My current principal is wonderful, though. The weekly meeting is schduled for after school Friday at 3:15, and she starts the meeting at precisely 3:15 according to the school clock system (all the clocks are sychronized to the second, I have no idea how). Early in the school year, we occasionally would have meetings that lasted maybe 5 minutes and had stragglers showing up for the meeting after it ended.
Students in my classes learn very quickly not to be late. It's not just tardies, which I give out very consistently. We sometimes have a two minute quiz; a paper left on their desks before classes begin, timed beginning with the tardy bell and over precisely two minutes later. When it's a lecture day, the lecture begins the moment the tardy bell finishes ringing. I tend not to get any late students after about the first two to three weeks of school.

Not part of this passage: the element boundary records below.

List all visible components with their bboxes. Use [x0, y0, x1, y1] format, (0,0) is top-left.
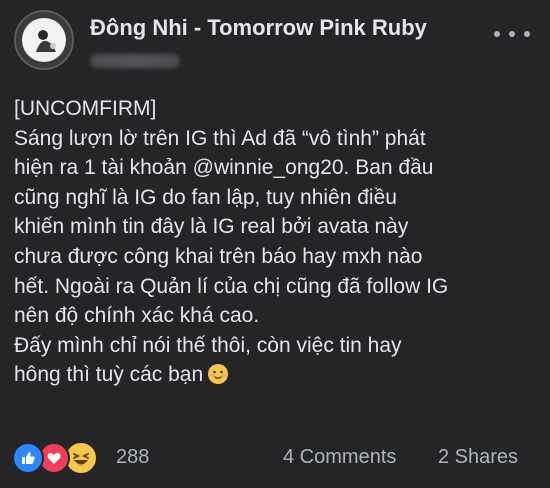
- post-line: hết. Ngoài ra Quản lí của chị cũng đã fo…: [14, 274, 449, 298]
- page-avatar[interactable]: [14, 10, 74, 70]
- post-line: nên độ chính xác khá cao.: [14, 304, 260, 328]
- avatar-figure-icon: [36, 30, 56, 52]
- dot: [494, 31, 500, 37]
- reaction-count[interactable]: 288: [116, 446, 149, 469]
- dot: [524, 31, 530, 37]
- post-line: Sáng lượn lờ trên IG thì Ad đã “vô tình”…: [14, 126, 426, 150]
- comments-link[interactable]: 4 Comments: [283, 446, 396, 469]
- post-timestamp-blurred: [90, 54, 180, 68]
- more-options-icon[interactable]: [494, 24, 530, 44]
- like-icon: [12, 442, 44, 474]
- facebook-post: Đông Nhi - Tomorrow Pink Ruby [UNCOMFIRM…: [0, 0, 550, 488]
- shares-link[interactable]: 2 Shares: [438, 446, 518, 469]
- post-line: khiến mình tin đây là IG real bởi avata …: [14, 215, 409, 239]
- post-line-last: hông thì tuỳ các bạn: [14, 360, 540, 390]
- page-name[interactable]: Đông Nhi - Tomorrow Pink Ruby: [90, 15, 427, 41]
- post-line-text: hông thì tuỳ các bạn: [14, 363, 204, 387]
- post-text: [UNCOMFIRM] Sáng lượn lờ trên IG thì Ad …: [14, 94, 540, 390]
- reaction-icons[interactable]: [12, 441, 112, 475]
- post-line: cũng nghĩ là IG do fan lập, tuy nhiên đi…: [14, 185, 397, 209]
- dot: [509, 31, 515, 37]
- post-line: Đấy mình chỉ nói thế thôi, còn việc tin …: [14, 333, 402, 357]
- blush-smile-emoji-icon: [208, 364, 229, 385]
- post-line: [UNCOMFIRM]: [14, 97, 157, 120]
- post-line: hiện ra 1 tài khoản @winnie_ong20. Ban đ…: [14, 156, 434, 180]
- post-line: chưa được công khai trên báo hay mxh nào: [14, 244, 423, 268]
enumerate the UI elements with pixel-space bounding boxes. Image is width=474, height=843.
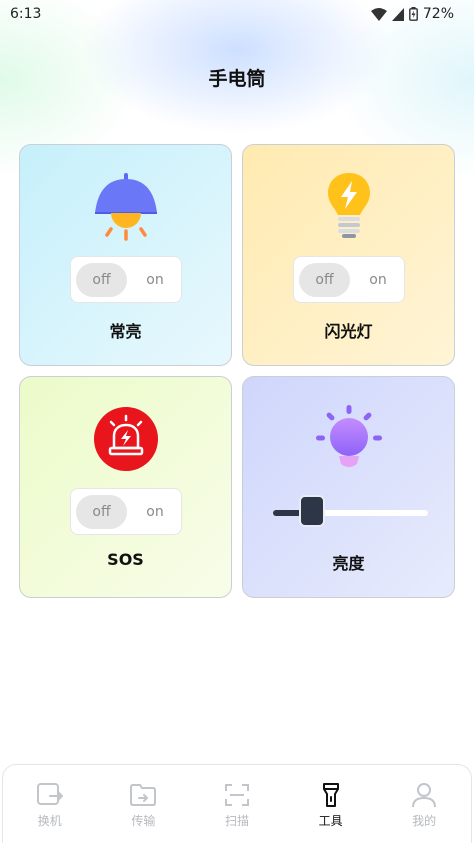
- flashlight-icon: [322, 783, 339, 807]
- card-label-flash: 闪光灯: [324, 322, 373, 341]
- status-time: 6:13: [10, 6, 42, 22]
- nav-item-tools[interactable]: 工具: [284, 765, 378, 843]
- battery-percent: 72%: [422, 6, 454, 22]
- status-bar: 6:13 72%: [0, 0, 474, 28]
- phone-transfer-icon: [36, 783, 63, 805]
- signal-icon: [391, 7, 404, 21]
- card-sos: off on SOS: [19, 376, 232, 598]
- toggle-off-option[interactable]: off: [76, 495, 127, 529]
- siren-alarm-icon: [93, 407, 158, 471]
- toggle-on-option[interactable]: on: [133, 495, 177, 529]
- card-label-brightness: 亮度: [332, 554, 365, 573]
- ceiling-lamp-icon: [94, 173, 157, 241]
- lightbulb-flash-icon: [327, 173, 370, 238]
- nav-item-profile[interactable]: 我的: [377, 765, 471, 843]
- card-flash-light: off on 闪光灯: [242, 144, 455, 366]
- battery-icon: [408, 7, 418, 21]
- brightness-bulb-icon: [315, 405, 382, 467]
- bottom-nav: 换机 传输 扫描 工具 我的: [2, 764, 472, 843]
- nav-label: 换机: [37, 814, 62, 828]
- steady-light-toggle[interactable]: off on: [70, 256, 182, 303]
- scan-icon: [224, 784, 249, 806]
- card-label-steady: 常亮: [109, 322, 142, 341]
- toggle-off-option[interactable]: off: [299, 263, 350, 297]
- folder-transfer-icon: [130, 784, 157, 806]
- nav-label: 工具: [318, 814, 343, 828]
- user-icon: [412, 783, 437, 808]
- status-icons: 72%: [370, 6, 454, 22]
- sos-toggle[interactable]: off on: [70, 488, 182, 535]
- nav-item-transfer[interactable]: 传输: [97, 765, 191, 843]
- toggle-on-option[interactable]: on: [356, 263, 400, 297]
- nav-item-switch-phone[interactable]: 换机: [3, 765, 97, 843]
- nav-label: 扫描: [224, 814, 249, 828]
- nav-label: 传输: [131, 814, 156, 828]
- card-label-sos: SOS: [107, 550, 144, 569]
- toggle-off-option[interactable]: off: [76, 263, 127, 297]
- page-title: 手电筒: [208, 68, 266, 90]
- flash-light-toggle[interactable]: off on: [293, 256, 405, 303]
- wifi-icon: [370, 7, 387, 21]
- brightness-slider-thumb[interactable]: [298, 495, 325, 527]
- card-steady-light: off on 常亮: [19, 144, 232, 366]
- card-brightness: 亮度: [242, 376, 455, 598]
- toggle-on-option[interactable]: on: [133, 263, 177, 297]
- nav-label: 我的: [412, 814, 437, 828]
- nav-item-scan[interactable]: 扫描: [190, 765, 284, 843]
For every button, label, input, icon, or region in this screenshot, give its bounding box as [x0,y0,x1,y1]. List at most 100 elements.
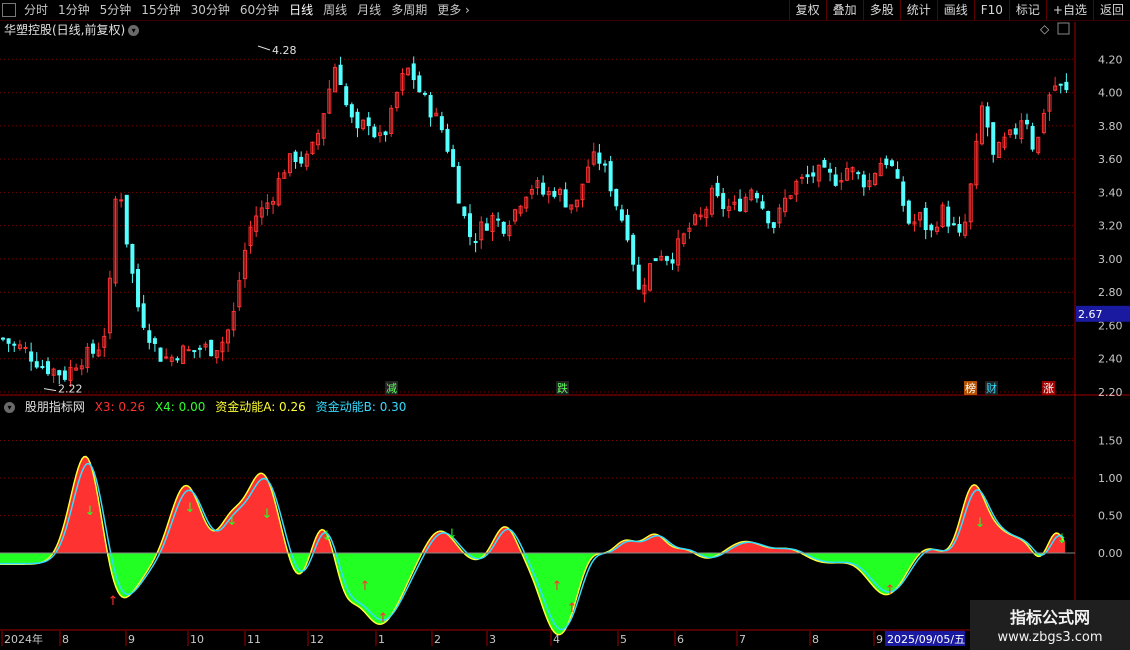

My comics discussion group is always on time. It starts at 4:30 Wednesday afternoon, and the last to arrive is usually some 5 minutes early. Partly that's because it's my group and I run it like one of my classes, starting at 4:30 even if someone's running late.
The point is that, yes, the person who is habitually late is most responsible on the individual level, but in a professional/formal setting, whoever is running things has to hold people accountable for being on time or they will be the ones determining when things start. By not expecting and enforcing a reasonable standard, the leader is abdicating some of his power and responsibility.